13.01.2015, 16:43 Uhr

Investition Rundgang: Kultur pur im neuen Haus der Musik

Foto: Ursula HildebrandFoto: Ursula Hildebrand

Die Domstadt ist um ein kleines Juwel reicher, ein "Schmuckstück" nannte es Oberbürgermeister Joachim Wolbergs am Dienstag, 13. Januar, beim Presserundgang: Die Rede ist vom neuen Haus der Musik am Bismarckplatz.

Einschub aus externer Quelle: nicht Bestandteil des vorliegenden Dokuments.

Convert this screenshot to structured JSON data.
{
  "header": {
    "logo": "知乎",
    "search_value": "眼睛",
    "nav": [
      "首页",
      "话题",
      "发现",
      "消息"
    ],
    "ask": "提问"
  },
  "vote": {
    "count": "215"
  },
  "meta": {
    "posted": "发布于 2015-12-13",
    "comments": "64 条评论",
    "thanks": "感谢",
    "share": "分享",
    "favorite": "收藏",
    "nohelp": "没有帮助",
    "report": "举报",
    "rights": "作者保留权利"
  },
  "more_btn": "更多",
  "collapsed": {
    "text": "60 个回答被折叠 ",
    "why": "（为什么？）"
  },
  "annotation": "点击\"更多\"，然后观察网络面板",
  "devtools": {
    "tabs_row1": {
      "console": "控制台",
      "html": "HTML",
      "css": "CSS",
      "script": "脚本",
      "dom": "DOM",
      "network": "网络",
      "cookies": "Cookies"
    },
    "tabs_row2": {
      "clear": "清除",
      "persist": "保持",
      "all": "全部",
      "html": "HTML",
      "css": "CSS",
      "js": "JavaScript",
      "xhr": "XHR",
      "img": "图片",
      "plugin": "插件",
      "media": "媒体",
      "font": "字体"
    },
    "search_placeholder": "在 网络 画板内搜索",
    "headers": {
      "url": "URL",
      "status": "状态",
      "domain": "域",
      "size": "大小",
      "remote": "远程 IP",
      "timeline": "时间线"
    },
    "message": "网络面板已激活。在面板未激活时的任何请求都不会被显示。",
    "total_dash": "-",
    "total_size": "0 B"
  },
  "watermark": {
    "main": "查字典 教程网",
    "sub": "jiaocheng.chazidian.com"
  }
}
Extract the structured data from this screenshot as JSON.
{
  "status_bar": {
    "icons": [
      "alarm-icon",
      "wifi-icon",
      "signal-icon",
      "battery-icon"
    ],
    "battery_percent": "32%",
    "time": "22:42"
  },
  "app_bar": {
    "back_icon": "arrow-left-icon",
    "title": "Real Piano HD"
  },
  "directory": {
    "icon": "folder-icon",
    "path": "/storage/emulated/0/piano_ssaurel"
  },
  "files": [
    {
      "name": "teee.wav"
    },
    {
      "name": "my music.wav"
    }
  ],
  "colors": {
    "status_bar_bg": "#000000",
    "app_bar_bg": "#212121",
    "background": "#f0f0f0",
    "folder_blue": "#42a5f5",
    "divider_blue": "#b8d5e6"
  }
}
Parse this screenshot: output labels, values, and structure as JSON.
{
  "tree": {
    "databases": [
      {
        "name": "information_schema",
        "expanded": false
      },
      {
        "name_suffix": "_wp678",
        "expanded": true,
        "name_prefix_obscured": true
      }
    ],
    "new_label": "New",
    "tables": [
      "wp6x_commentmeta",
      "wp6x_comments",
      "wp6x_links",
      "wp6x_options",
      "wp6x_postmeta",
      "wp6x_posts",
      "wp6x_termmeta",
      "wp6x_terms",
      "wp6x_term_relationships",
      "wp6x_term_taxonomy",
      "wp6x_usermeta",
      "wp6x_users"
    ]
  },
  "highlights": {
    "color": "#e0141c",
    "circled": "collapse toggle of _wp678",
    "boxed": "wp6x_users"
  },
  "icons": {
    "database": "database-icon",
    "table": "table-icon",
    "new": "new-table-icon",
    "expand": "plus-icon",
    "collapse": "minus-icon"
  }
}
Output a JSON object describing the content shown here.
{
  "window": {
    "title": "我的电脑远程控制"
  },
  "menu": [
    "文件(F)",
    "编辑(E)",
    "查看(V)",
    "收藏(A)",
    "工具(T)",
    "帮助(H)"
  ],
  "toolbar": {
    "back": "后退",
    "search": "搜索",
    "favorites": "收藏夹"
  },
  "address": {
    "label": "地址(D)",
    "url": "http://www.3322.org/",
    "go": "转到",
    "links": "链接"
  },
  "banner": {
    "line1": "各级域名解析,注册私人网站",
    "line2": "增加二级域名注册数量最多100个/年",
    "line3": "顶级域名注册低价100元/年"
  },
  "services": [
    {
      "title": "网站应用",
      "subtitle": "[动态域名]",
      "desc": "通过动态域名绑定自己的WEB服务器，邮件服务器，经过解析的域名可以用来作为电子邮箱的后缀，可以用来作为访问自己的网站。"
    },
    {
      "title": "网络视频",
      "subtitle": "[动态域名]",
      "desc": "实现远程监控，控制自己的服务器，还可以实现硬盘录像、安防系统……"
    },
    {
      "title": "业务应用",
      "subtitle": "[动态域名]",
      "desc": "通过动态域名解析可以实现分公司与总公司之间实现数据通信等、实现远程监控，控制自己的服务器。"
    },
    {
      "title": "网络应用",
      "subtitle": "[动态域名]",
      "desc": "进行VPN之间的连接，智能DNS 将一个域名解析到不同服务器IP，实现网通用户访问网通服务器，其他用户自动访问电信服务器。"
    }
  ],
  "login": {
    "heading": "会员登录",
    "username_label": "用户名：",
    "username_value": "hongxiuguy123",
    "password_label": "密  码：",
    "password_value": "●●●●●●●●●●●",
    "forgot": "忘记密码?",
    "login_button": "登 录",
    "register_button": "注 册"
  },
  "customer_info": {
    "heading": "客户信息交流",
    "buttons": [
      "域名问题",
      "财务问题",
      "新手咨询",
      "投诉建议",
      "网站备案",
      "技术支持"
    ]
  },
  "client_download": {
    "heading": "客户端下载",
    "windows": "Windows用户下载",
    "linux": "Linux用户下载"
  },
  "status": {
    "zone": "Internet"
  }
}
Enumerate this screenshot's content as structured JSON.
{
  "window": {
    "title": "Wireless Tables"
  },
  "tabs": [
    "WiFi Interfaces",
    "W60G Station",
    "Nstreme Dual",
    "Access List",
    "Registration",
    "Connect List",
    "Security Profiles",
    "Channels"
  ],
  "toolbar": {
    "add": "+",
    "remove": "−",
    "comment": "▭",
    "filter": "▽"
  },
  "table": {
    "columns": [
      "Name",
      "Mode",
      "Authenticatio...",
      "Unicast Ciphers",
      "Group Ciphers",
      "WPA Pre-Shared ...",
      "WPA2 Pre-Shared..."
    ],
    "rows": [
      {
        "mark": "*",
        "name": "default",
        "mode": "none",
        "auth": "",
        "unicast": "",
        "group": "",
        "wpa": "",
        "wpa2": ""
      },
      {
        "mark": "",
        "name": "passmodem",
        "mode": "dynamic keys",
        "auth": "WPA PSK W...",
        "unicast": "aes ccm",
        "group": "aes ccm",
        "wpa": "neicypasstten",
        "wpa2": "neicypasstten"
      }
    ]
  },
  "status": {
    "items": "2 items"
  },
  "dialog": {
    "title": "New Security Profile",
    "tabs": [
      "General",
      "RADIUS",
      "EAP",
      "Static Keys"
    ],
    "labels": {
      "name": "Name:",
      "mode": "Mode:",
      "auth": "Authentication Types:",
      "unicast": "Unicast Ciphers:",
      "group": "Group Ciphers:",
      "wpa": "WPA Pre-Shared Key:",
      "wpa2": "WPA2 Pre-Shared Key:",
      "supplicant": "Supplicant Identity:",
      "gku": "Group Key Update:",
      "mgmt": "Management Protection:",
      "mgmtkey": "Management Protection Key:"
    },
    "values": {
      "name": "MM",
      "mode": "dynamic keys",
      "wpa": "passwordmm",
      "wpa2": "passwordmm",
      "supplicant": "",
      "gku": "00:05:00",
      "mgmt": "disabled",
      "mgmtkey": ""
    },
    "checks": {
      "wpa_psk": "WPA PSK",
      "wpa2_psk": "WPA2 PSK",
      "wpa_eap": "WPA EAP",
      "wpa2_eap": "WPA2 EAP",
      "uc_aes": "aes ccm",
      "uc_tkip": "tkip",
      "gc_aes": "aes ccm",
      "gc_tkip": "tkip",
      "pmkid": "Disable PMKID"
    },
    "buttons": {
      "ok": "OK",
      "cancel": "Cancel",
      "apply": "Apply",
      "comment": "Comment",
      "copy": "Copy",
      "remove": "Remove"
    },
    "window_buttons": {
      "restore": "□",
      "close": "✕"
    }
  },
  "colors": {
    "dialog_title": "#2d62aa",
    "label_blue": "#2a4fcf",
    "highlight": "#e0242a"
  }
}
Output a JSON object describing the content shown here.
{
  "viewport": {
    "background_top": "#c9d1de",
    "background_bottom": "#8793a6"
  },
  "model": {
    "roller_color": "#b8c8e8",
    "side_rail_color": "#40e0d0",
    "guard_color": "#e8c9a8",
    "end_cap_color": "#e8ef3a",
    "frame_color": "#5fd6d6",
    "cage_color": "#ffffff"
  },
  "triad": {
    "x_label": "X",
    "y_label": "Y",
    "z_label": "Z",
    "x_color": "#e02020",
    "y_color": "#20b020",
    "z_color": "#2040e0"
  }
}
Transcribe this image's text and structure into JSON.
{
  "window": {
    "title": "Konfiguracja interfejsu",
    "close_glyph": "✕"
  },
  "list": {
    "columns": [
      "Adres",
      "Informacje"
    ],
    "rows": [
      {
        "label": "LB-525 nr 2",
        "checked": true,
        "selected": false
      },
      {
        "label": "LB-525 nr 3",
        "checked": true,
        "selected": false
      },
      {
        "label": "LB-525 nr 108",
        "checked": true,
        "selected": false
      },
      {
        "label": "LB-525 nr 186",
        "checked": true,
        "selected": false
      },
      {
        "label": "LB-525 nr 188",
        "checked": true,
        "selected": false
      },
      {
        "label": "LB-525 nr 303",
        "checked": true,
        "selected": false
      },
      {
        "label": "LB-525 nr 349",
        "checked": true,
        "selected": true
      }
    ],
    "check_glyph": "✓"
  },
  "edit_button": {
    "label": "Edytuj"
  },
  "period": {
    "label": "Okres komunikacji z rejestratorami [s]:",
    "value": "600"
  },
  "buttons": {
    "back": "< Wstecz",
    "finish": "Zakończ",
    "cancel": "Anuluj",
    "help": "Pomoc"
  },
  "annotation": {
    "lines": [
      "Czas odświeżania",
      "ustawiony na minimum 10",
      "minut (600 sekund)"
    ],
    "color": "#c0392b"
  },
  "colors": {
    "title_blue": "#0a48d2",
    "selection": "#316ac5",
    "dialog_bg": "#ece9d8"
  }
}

REGENSBURG Keine Frage, diese Investition konnte sich die Stadt nur leisten, weil die konjunkturelle Lage so gut ist wie kaum zuvor. Stolze 17,5 Millionen Euro haben der Erwerb und der Umbau des ehemaligen Präsidialpalais sowie der Neubau gekostet. Dafür hat die Stadt ein Haus installiert, das Musik und Kunst, Kultur und Gesellschaft beherbergt. Der Bismarckplatz ist damit noch mehr als früher ein öffentlicher Platz, denn Theater und Haus der Musik stehen sich direkt gegenüber.

Als die Frage aufkam, was mit dem Gebäude passieren solle, war für die Stadt schnell klar, dass man es für die Öffentlichkeit erhalten und zugänglich machen will. Für 1,35 Millionen Euro kaufte man das Gebäude vom Freistaat. Weitere 16 Millionen und drei Jahre später strahlt das ehemalige Präsidialpalais in neuem Glanz. "Einfach Wahnsinn", schwärmt Wolbergs schon im Eingangsbereich, das alte Gebäude ist kaum mehr wiederzuerkennen. Kunst am Bau, stimmige neue Treppenaufgänge und ein buntes Gesamtkonzept machen das Haus der Musik zu einer echten Begegnungsstätte.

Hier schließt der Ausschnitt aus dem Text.